O PÁGINA UM fez um breve balanço da mortalidade do Verão de 2022: foi péssimo. O Verão de 2020 foi quase igual; o do ano passado pouco melhor. Nesta época do ano, a culpa pouco se pode dar à covid-19, mas as autoridades de Saúde não parecem preocupadas em saber os motivos da hecatombe. No triénio de 2020-2022, morreram no Verão mais de 10 mil pessoas face ao triénio anterior. Crianças com mais de 5 anos, adolescentes e jovens adultos com menos de 25 anos são os mais afectados. E, claro, os maiores de 85 anos.
Apesar das doenças letais (incluindo covid-19) terem causado, como habitualmente, uma maior mortalidade nos meses de Inverno, os últimos três Verões (2020, 2021 e 2022) foram muito mais mortíferos. Explicações oficiais só para o ano, na melhor das hipóteses, a considerar as previsões do Ministério da Saúde.
O recente Verão, que terminou às primeiras horas de ontem, confirmou aquilo que já se perspectivava: foi mesmo o mais funesto desde, pelo menos, 1980, aproximando-se dos 30 mil óbitos – valores que apenas se costumavam encontrar nos meses de Inverno.
Antes da pandemia, a mortalidade total no Verão raramente ultrapassava os 25 mil óbitos.
De acordo com os dados disponíveis do Sistema de Informação dos Certificados de Óbito (SICO), analisados pelo PÁGINA UM, o Verão de 2022 terminou assim com 29.620 mortes (valores ainda provisórios), um recorde (garantido) desde 2009, ano em que se começaram a apresentar valores diários. Contudo, considerando os valores mensais a partir de 1980, este terá também sido, muito provavelmente, o período estival mais mortífero nas últimas quatro décadas.
A situação do Verão deste ano é particularmente preocupante, porque surge na sequência de um contínuo e atípico excesso de mortalidade na Primavera, da ordem dos 4.500 óbitos, um incremento de quase 17% face ao último quinquénio.
Desde Março não houve um só mês sem a mortalidade estar bem acima da média do último quinquénio. Setembro deste ano deverá apresentar valores próximos dos 9.000 óbitos, número também elevado para esta época do ano. O nono mês costuma ser o menos mortífero.
A evolução da mortalidade em Portugal, numa altura em que a covid-19 está claramente na fase endémica, vem confirmar o descontrolo absoluto da Saúde Pública desde a chegada do SARS-CoV-2. A “culpa” já nem pode ser atirada ao coronavírus.
E isso nota-se sobretudo nos períodos de menor actividade viral, no período estival.
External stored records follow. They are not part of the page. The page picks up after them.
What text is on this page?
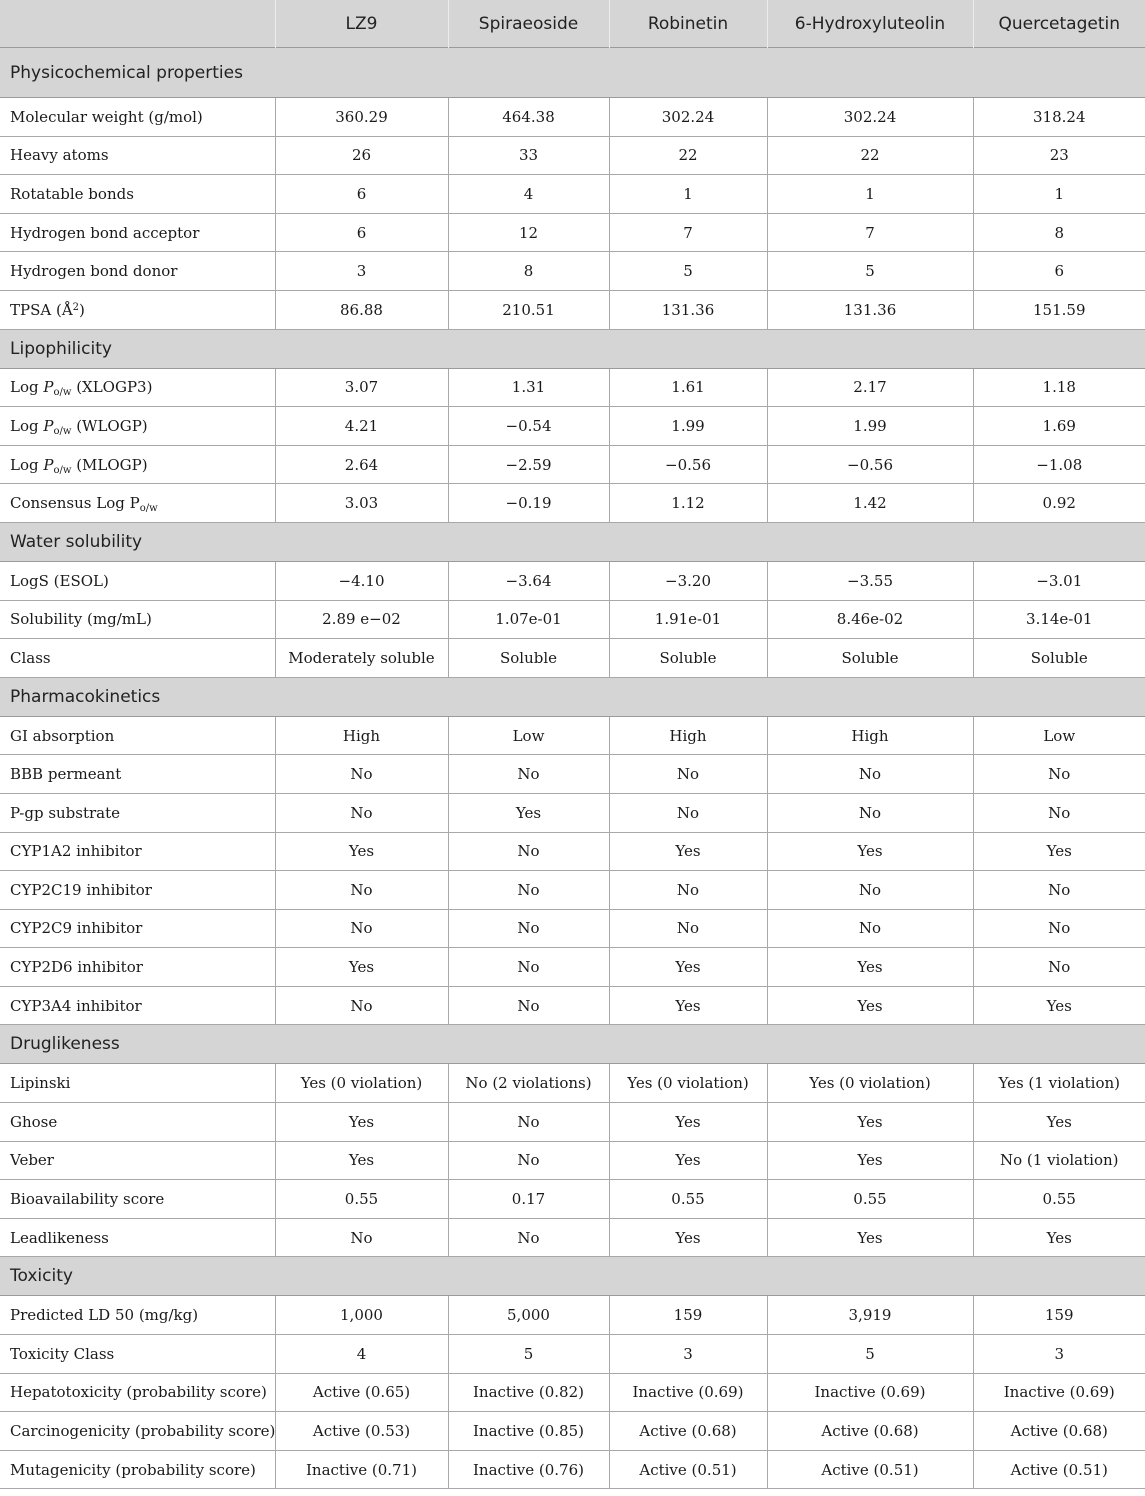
	LZ9	Spiraeoside	Robinetin	6-Hydroxyluteolin	Quercetagetin
Physicochemical properties					
Molecular weight (g/mol)	360.29	464.38	302.24	302.24	318.24
Heavy atoms	26	33	22	22	23
Rotatable bonds	6	4	1	1	1
Hydrogen bond acceptor	6	12	7	7	8
Hydrogen bond donor	3	8	5	5	6
TPSA $(Å^2)$	86.88	210.51	131.36	131.36	151.59
Lipophilicity					
Log $P_{o/w}$ (XLOGP3)	3.07	1.31	1.61	2.17	1.18
Log $P_{o/w}$ (WLOGP)	4.21	−0.54	1.99	1.99	1.69
Log $P_{o/w}$ (MLOGP)	2.64	−2.59	−0.56	−0.56	−1.08
Consensus Log $P_{o/w}$	3.03	−0.19	1.12	1.42	0.92
Water solubility					
LogS (ESOL)	−4.10	−3.64	−3.20	−3.55	−3.01
Solubility (mg/mL)	2.89 e−02	1.07e-01	1.91e-01	8.46e-02	3.14e-01
Class	Moderately soluble	Soluble	Soluble	Soluble	Soluble
Pharmacokinetics					
GI absorption	High	Low	High	High	Low
BBB permeant	No	No	No	No	No
P-gp substrate	No	Yes	No	No	No
CYP1A2 inhibitor	Yes	No	Yes	Yes	Yes
CYP2C19 inhibitor	No	No	No	No	No
CYP2C9 inhibitor	No	No	No	No	No
CYP2D6 inhibitor	Yes	No	Yes	Yes	No
CYP3A4 inhibitor	No	No	Yes	Yes	Yes
Druglikeness					
Lipinski	Yes (0 violation)	No (2 violations)	Yes (0 violation)	Yes (0 violation)	Yes (1 violation)
Ghose	Yes	No	Yes	Yes	Yes
Veber	Yes	No	Yes	Yes	No (1 violation)
Bioavailability score	0.55	0.17	0.55	0.55	0.55
Leadlikeness	No	No	Yes	Yes	Yes
Toxicity					
Predicted LD 50 (mg/kg)	1,000	5,000	159	3,919	159
Toxicity Class	4	5	3	5	3
Hepatotoxicity (probability score)	Active (0.65)	Inactive (0.82)	Inactive (0.69)	Inactive (0.69)	Inactive (0.69)
Carcinogenicity (probability score)	Active (0.53)	Inactive (0.85)	Active (0.68)	Active (0.68)	Active (0.68)
Mutagenicity (probability score)	Inactive (0.71)	Inactive (0.76)	Active (0.51)	Active (0.51)	Active (0.51)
Embora o Verão de 2021 tenha registado valores pouco acima do “normal” (27.005 óbitos) – mas beneficiando muito por via do morticínio do Inverno anterior, que “eliminou” os mais vulneráveis –, o de 2020 também foi bastante letal (29.079 óbitos).
Dessa forma, os Verões de triénio 2020-2022 foram 13,8% mais mortíferos do que o triénio imediatamente anterior (2017-2019): o somatório mostra uma diferença superior a 10 mil mortes (85.704 vs. 75.286).
Porém, e talvez seja esse o aspecto mais preocupante, o acréscimo de mortalidade não atingiu por igual todas as faixas etárias.
Na verdade, até houve grupos etários que apresentaram uma forte redução, como foi o caso dos menores de 5 anos: no triénio de 2017-2019 tinham morrido 247 crianças desta faixa, enquanto no triénio de 2020-2022 se contabilizaram 184 mortes, ou seja, uma descida de 25,5%. A taxa de mortalidade infantil (menores de 1 ano) reduziu 27,6%.
Houve mais dois grupos etários com reduções, mas mais limitadas: adultos dos 35 aos 44 anos (-3,5%) e dos 45 aos 54 anos (-1,2%). Nos 25 aos 34 anos, o Verão do triénio da pandemia foi praticamente semelhante ao anterior (460 vs. 458).
No extremo oposto observam-se aumentos completamente atípicos nos Verões da pandemia. Em termos absolutos, o aumento maior verificou-se nos maiores de 85 anos, com um acréscimo de 6.682 óbitos nos três últimos períodos estivais.
O crescimento relativo foi de 22,5%, mesmo assim inferior ao que se contabilizou para os grupos das crianças dos 5 aos 14 anos (+23,8%) e dos adolescentes e jovens adultos dos 15 aos 24 anos (29,3%). Em termos absolutos, os aumentos foram de 15 óbitos no primeiro grupo (63, no triénio de 2017-2019, contra 78, no triénio) e de 70 no segundo grupo (239 contra 309).